Yıllarca aynı noktada kalıp farklı noktalara varmış gibiyim. Ezginin günlüğüne, 20.000 şarkı yazmış gibiyim. Nezle olup da soğuk algınlığına kapılmış gibiyim. Aslında o kadar çok hastayım ki aşığım diyerek yırtmak istiyorum.
Sebze çorbasına bakarken kendi hayatımı gördüm. Ben yoksa bezelye miydim?
Sürpriz bir şekilde Aşağı Kovern’den Yukarı Kovern’e doğru, Kaçkarlı dağında, yağmur altında yürüyorum. Ayakkabılarım Çamur içinde 2700 metreleri buldum. Orada köye sığındım. Sıcak bir çay içip ayakkabımdaki çamurlarımdan kurtuldum. Nefesimden çaya duman tütüyor ya da bana öyle geldi.
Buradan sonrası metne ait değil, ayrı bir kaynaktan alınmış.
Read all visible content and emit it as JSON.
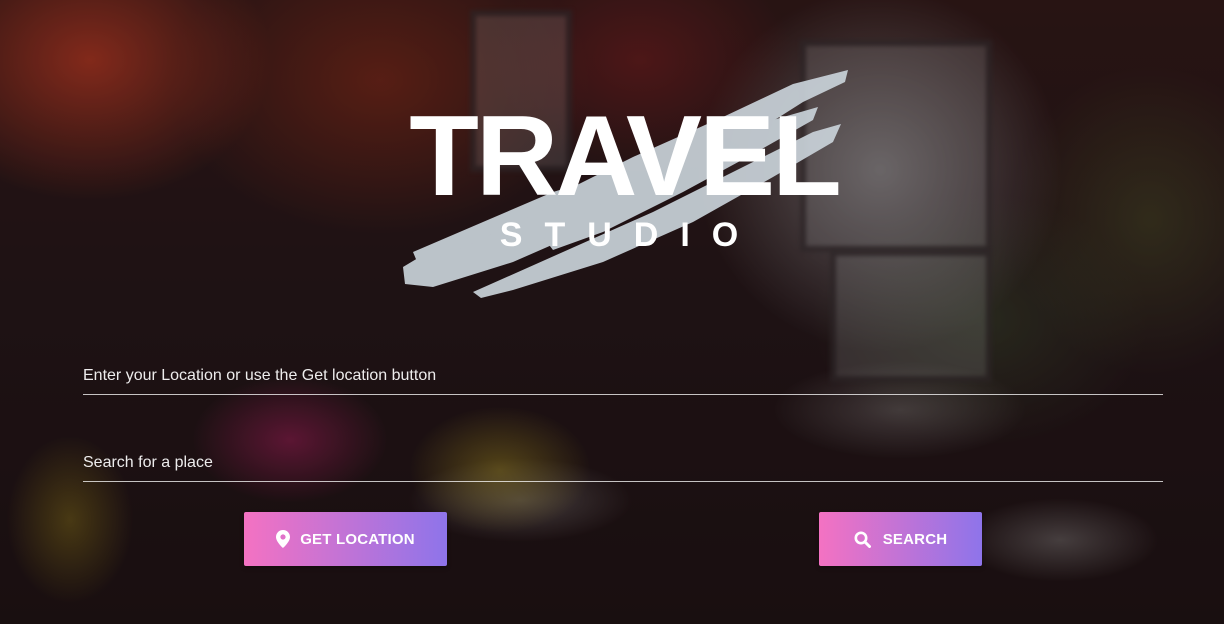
{
  "logo": {
    "title": "TRAVEL",
    "subtitle": "STUDIO"
  },
  "form": {
    "location_placeholder": "Enter your Location or use the Get location button",
    "location_value": "",
    "search_placeholder": "Search for a place",
    "search_value": ""
  },
  "buttons": {
    "get_location": {
      "label": "GET LOCATION",
      "icon": "map-pin-icon"
    },
    "search": {
      "label": "SEARCH",
      "icon": "search-icon"
    }
  },
  "colors": {
    "button_gradient_start": "#f472c2",
    "button_gradient_end": "#8e74ea",
    "brush_stroke": "#c9d2d9",
    "text": "#ffffff"
  }
}
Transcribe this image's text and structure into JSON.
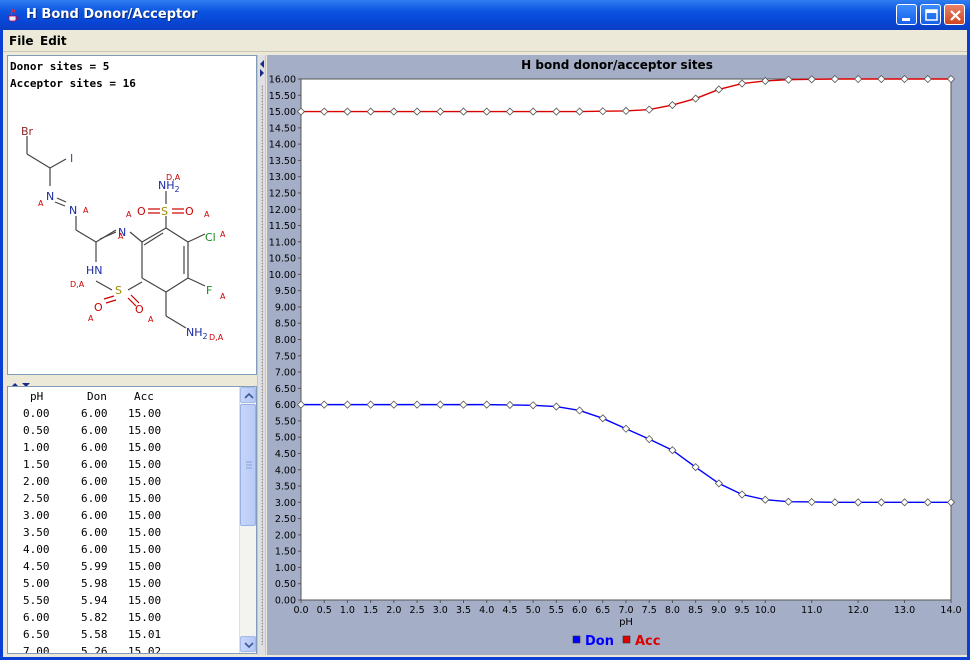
{
  "window": {
    "title": "H Bond Donor/Acceptor",
    "controls": [
      "minimize-icon",
      "maximize-icon",
      "close-icon"
    ]
  },
  "menu": {
    "file": "File",
    "edit": "Edit"
  },
  "summary": {
    "donor": "Donor sites = 5",
    "acceptor": "Acceptor sites = 16"
  },
  "molecule": {
    "labels": {
      "br": "Br",
      "i": "I",
      "n1": "N",
      "n2": "N",
      "n3": "N",
      "nh": "HN",
      "s1": "S",
      "o1": "O",
      "o2": "O",
      "s2": "S",
      "o3": "O",
      "o4": "O",
      "nh2a": "NH2",
      "cl": "Cl",
      "f": "F",
      "nh2b": "NH2",
      "da1": "D,A",
      "da2": "D,A",
      "da3": "D,A",
      "a": "A"
    }
  },
  "table": {
    "headers": [
      "pH",
      "Don",
      "Acc"
    ],
    "rows": [
      [
        "0.00",
        "6.00",
        "15.00"
      ],
      [
        "0.50",
        "6.00",
        "15.00"
      ],
      [
        "1.00",
        "6.00",
        "15.00"
      ],
      [
        "1.50",
        "6.00",
        "15.00"
      ],
      [
        "2.00",
        "6.00",
        "15.00"
      ],
      [
        "2.50",
        "6.00",
        "15.00"
      ],
      [
        "3.00",
        "6.00",
        "15.00"
      ],
      [
        "3.50",
        "6.00",
        "15.00"
      ],
      [
        "4.00",
        "6.00",
        "15.00"
      ],
      [
        "4.50",
        "5.99",
        "15.00"
      ],
      [
        "5.00",
        "5.98",
        "15.00"
      ],
      [
        "5.50",
        "5.94",
        "15.00"
      ],
      [
        "6.00",
        "5.82",
        "15.00"
      ],
      [
        "6.50",
        "5.58",
        "15.01"
      ],
      [
        "7.00",
        "5.26",
        "15.02"
      ]
    ]
  },
  "chart_data": {
    "type": "line",
    "title": "H bond donor/acceptor sites",
    "xlabel": "pH",
    "ylabel": "",
    "xlim": [
      0,
      14
    ],
    "ylim": [
      0,
      16
    ],
    "x_ticks": [
      "0.0",
      "0.5",
      "1.0",
      "1.5",
      "2.0",
      "2.5",
      "3.0",
      "3.5",
      "4.0",
      "4.5",
      "5.0",
      "5.5",
      "6.0",
      "6.5",
      "7.0",
      "7.5",
      "8.0",
      "8.5",
      "9.0",
      "9.5",
      "10.0",
      "11.0",
      "12.0",
      "13.0",
      "14.0"
    ],
    "y_ticks": [
      "0.00",
      "0.50",
      "1.00",
      "1.50",
      "2.00",
      "2.50",
      "3.00",
      "3.50",
      "4.00",
      "4.50",
      "5.00",
      "5.50",
      "6.00",
      "6.50",
      "7.00",
      "7.50",
      "8.00",
      "8.50",
      "9.00",
      "9.50",
      "10.00",
      "10.50",
      "11.00",
      "11.50",
      "12.00",
      "12.50",
      "13.00",
      "13.50",
      "14.00",
      "14.50",
      "15.00",
      "15.50",
      "16.00"
    ],
    "grid": false,
    "legend": "bottom",
    "x": [
      0,
      0.5,
      1,
      1.5,
      2,
      2.5,
      3,
      3.5,
      4,
      4.5,
      5,
      5.5,
      6,
      6.5,
      7,
      7.5,
      8,
      8.5,
      9,
      9.5,
      10,
      10.5,
      11,
      11.5,
      12,
      12.5,
      13,
      13.5,
      14
    ],
    "series": [
      {
        "name": "Don",
        "color": "#0000ff",
        "values": [
          6.0,
          6.0,
          6.0,
          6.0,
          6.0,
          6.0,
          6.0,
          6.0,
          6.0,
          5.99,
          5.98,
          5.94,
          5.82,
          5.58,
          5.26,
          4.94,
          4.6,
          4.08,
          3.58,
          3.24,
          3.08,
          3.02,
          3.01,
          3.0,
          3.0,
          3.0,
          3.0,
          3.0,
          3.0
        ]
      },
      {
        "name": "Acc",
        "color": "#dd0000",
        "values": [
          15.0,
          15.0,
          15.0,
          15.0,
          15.0,
          15.0,
          15.0,
          15.0,
          15.0,
          15.0,
          15.0,
          15.0,
          15.0,
          15.01,
          15.02,
          15.06,
          15.2,
          15.4,
          15.68,
          15.86,
          15.94,
          15.98,
          15.99,
          16.0,
          16.0,
          16.0,
          16.0,
          16.0,
          16.0
        ]
      }
    ]
  }
}
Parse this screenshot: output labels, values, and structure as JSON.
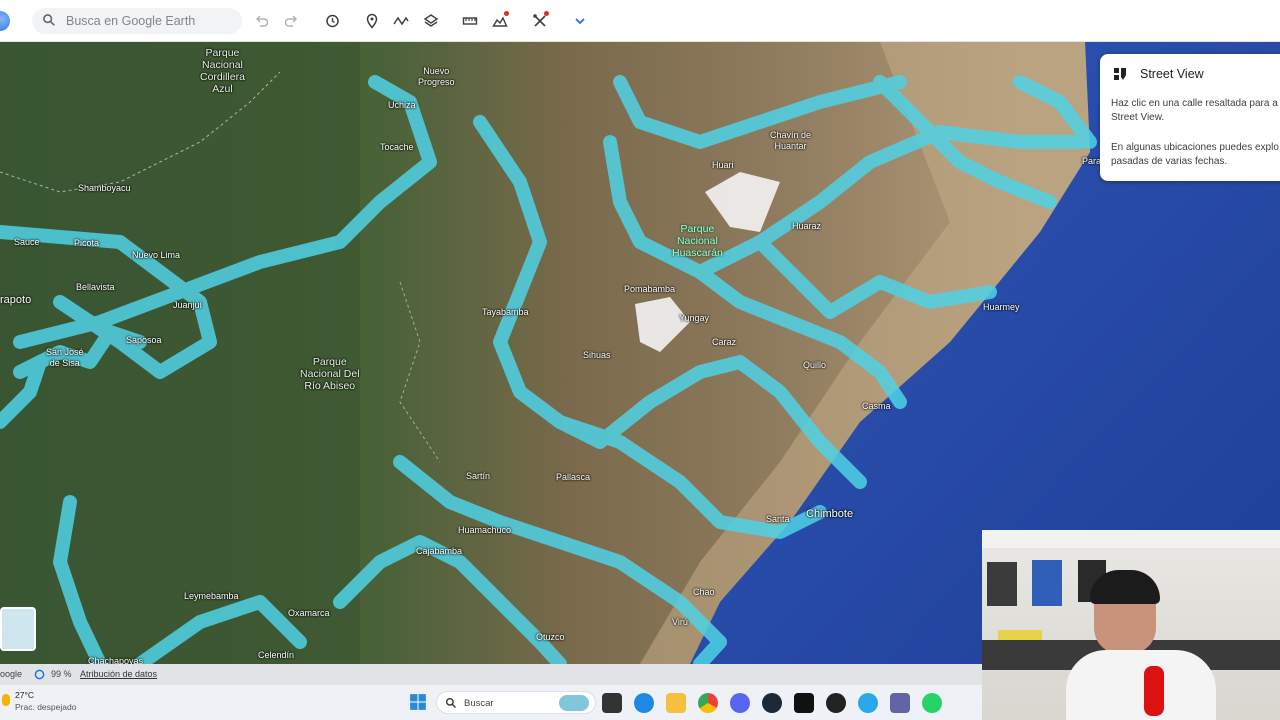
{
  "toolbar": {
    "search_placeholder": "Busca en Google Earth",
    "icons": [
      "search-icon",
      "undo-icon",
      "redo-icon",
      "history-icon",
      "placemark-icon",
      "path-icon",
      "layers-icon",
      "ruler-icon",
      "add-project-icon",
      "tools-icon",
      "chevron-down-icon"
    ]
  },
  "street_view_panel": {
    "title": "Street View",
    "text1": "Haz clic en una calle resaltada para a\nStreet View.",
    "text2": "En algunas ubicaciones puedes explo\npasadas de varias fechas."
  },
  "map": {
    "roads_color": "#4fd2e6",
    "labels": {
      "nuevo_progreso": "Nuevo\nProgreso",
      "uchiza": "Uchiza",
      "tocache": "Tocache",
      "shamboyacu": "Shamboyacu",
      "sauce": "Sauce",
      "picota": "Picota",
      "nuevo_lima": "Nuevo Lima",
      "bellavista": "Bellavista",
      "juanjui": "Juanjuí",
      "tarapoto": "rapoto",
      "saposoa": "Saposoa",
      "san_jose": "San José\nde Sisa",
      "chavin": "Chavín de\nHuantar",
      "huari": "Huari",
      "huaraz": "Huaraz",
      "pomabamba": "Pomabamba",
      "yungay": "Yungay",
      "caraz": "Caraz",
      "tayabamba": "Tayabamba",
      "sihuas": "Sihuas",
      "quillo": "Quillo",
      "casma": "Casma",
      "huarmey": "Huarmey",
      "para": "Para",
      "sartin": "Sartín",
      "pallasca": "Pallasca",
      "huamachuco": "Huamachuco",
      "cajabamba": "Cajabamba",
      "santa": "Santa",
      "chimbote": "Chimbote",
      "chao": "Chao",
      "viru": "Virú",
      "otuzco": "Otuzco",
      "leymebamba": "Leymebamba",
      "oxamarca": "Oxamarca",
      "celendin": "Celendín",
      "chachapoyas": "Chachapoyas"
    },
    "parks": {
      "cordillera_azul": "Parque\nNacional\nCordillera\nAzul",
      "huascaran": "Parque\nNacional\nHuascarán",
      "rio_abiseo": "Parque\nNacional Del\nRío Abiseo"
    }
  },
  "attribution": {
    "google": "oogle",
    "percent": "99 %",
    "link": "Atribución de datos"
  },
  "taskbar": {
    "weather_temp": "27°C",
    "weather_desc": "Prac. despejado",
    "search_label": "Buscar"
  }
}
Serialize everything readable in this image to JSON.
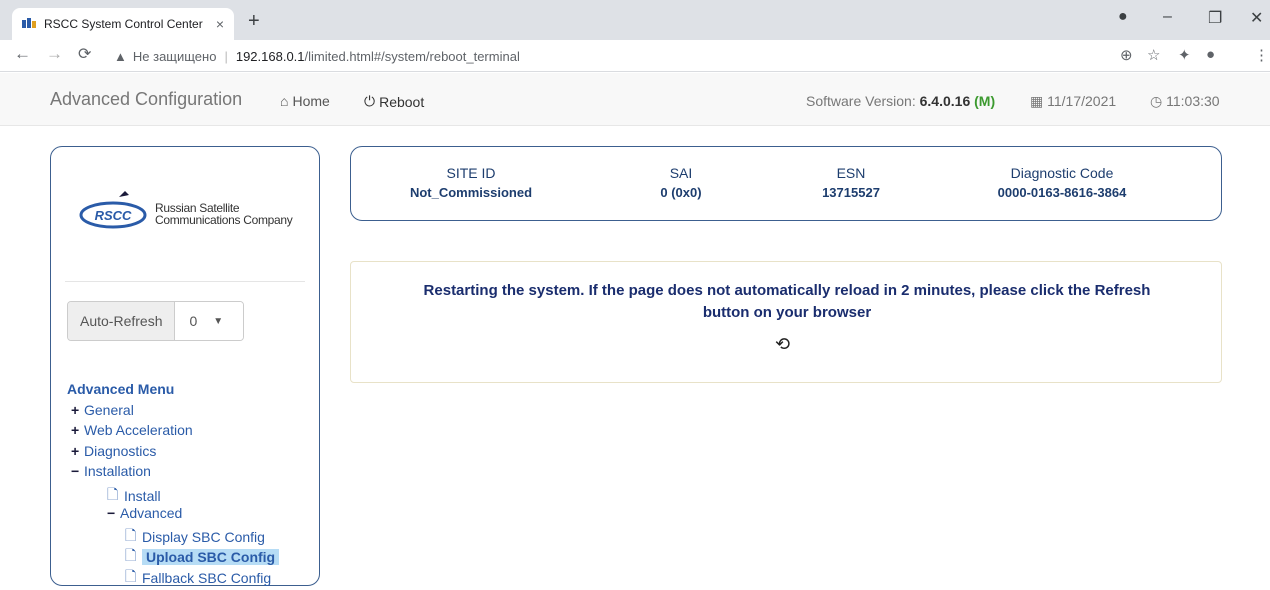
{
  "browser": {
    "tab_title": "RSCC System Control Center",
    "tab_close": "×",
    "new_tab": "+",
    "insecure_label": "Не защищено",
    "url_host": "192.168.0.1",
    "url_path": "/limited.html#/system/reboot_terminal"
  },
  "navbar": {
    "brand": "Advanced Configuration",
    "home_label": "Home",
    "reboot_label": "Reboot",
    "software_version_label": "Software Version:",
    "software_version": "6.4.0.16",
    "software_version_flag": "(M)",
    "date": "11/17/2021",
    "time": "11:03:30"
  },
  "sidebar": {
    "logo_line1": "Russian Satellite",
    "logo_line2": "Communications Company",
    "logo_abbr": "RSCC",
    "auto_refresh_label": "Auto-Refresh",
    "auto_refresh_value": "0",
    "menu_title": "Advanced Menu",
    "items": [
      {
        "label": "General",
        "type": "plus"
      },
      {
        "label": "Web Acceleration",
        "type": "plus"
      },
      {
        "label": "Diagnostics",
        "type": "plus"
      },
      {
        "label": "Installation",
        "type": "minus"
      },
      {
        "label": "Install",
        "type": "doc"
      },
      {
        "label": "Advanced",
        "type": "minus"
      },
      {
        "label": "Display SBC Config",
        "type": "doc"
      },
      {
        "label": "Upload SBC Config",
        "type": "doc",
        "active": true
      },
      {
        "label": "Fallback SBC Config",
        "type": "doc"
      }
    ]
  },
  "info": {
    "site_id_label": "SITE ID",
    "site_id": "Not_Commissioned",
    "sai_label": "SAI",
    "sai": "0 (0x0)",
    "esn_label": "ESN",
    "esn": "13715527",
    "diag_label": "Diagnostic Code",
    "diag": "0000-0163-8616-3864"
  },
  "message": {
    "line1": "Restarting the system. If the page does not automatically reload in 2 minutes, please click the Refresh",
    "line2": "button on your browser"
  },
  "colors": {
    "link_blue": "#2a5ba8",
    "panel_border": "#3c5f8f",
    "active_bg": "#b6dcf5",
    "version_flag": "#3c9a2f"
  }
}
İnanamıyorum, bir dalga beni tepesine almış, 5 katlık bir apartmanın terasından yere düşüyorum. Tam bir dakika dalga üzerime, üzerime vuruyor. Panik yapmadan nefes almayı beklercesine nefesimi tutuyorum. Sırtıma yediğim taşlar ve kayaları hiç mi hiç önemsemiyorum. Nasıl olsa bu dalga geçecek ve ben nefes alacağım…
Karşımdaki otobüs, yolu kapatmış! Oysa yanından yatarak geçecektim racingçi bir motosiklet gibi. Şimdi ise otobüsün poposuna dizimi vuruyorum. Evet, kırıldı. Şimdi de yere düşüyorum. Evet, el bileğim ve yüzük parmağım da kırıldı ilaveten. Göğsümde Superman amblemi var. Oysa o böyle düşse, ona bir şey olmazdı. Benim kendime gelmem 42 güne denk geliyor. Sağ bacağım, sol bacağımın 1.5 katı. Yaralarım henüz iyileşmemiş. Doktor bir veya iki yıl ve belki de hiç toparlamaz diyor soyulan derim için! Karımdan şu can alıcı cümleyi duyuyorum; “bir daha düşersen seni orada bırakırım!”
“Düşmeyeceğim, bir daha asla düşmeyeceğim ve peki, ya düşersem?”
“Bu düşüşü senden bilirim. Ne de olsa sen her şeyi planlayansın!”
Nefesimin soluğunda boğulduğu anlardan biri; bana yalan söyleyen, gözümün içine bakıp, bakıp, bir erkek ya da bir kadın fark etmez, tunçsiper olmuş iradesizliğine karşın, korkak cesaretiyle, yüzüme bakıp da bana yalan söyleyen herhangi bir zat, ÖLMEYİ kesinlikle hak etmiştir. Benim için bu kadar basit bir durumdur bu!
Bana aşkını verme “herhangi” bir kadın, beni memelerinle kandıramazsın, bana cadı olmadığını söylesen bile, senin masum olduğuna inanmam ben! Sen belki de şeytanın her halisin!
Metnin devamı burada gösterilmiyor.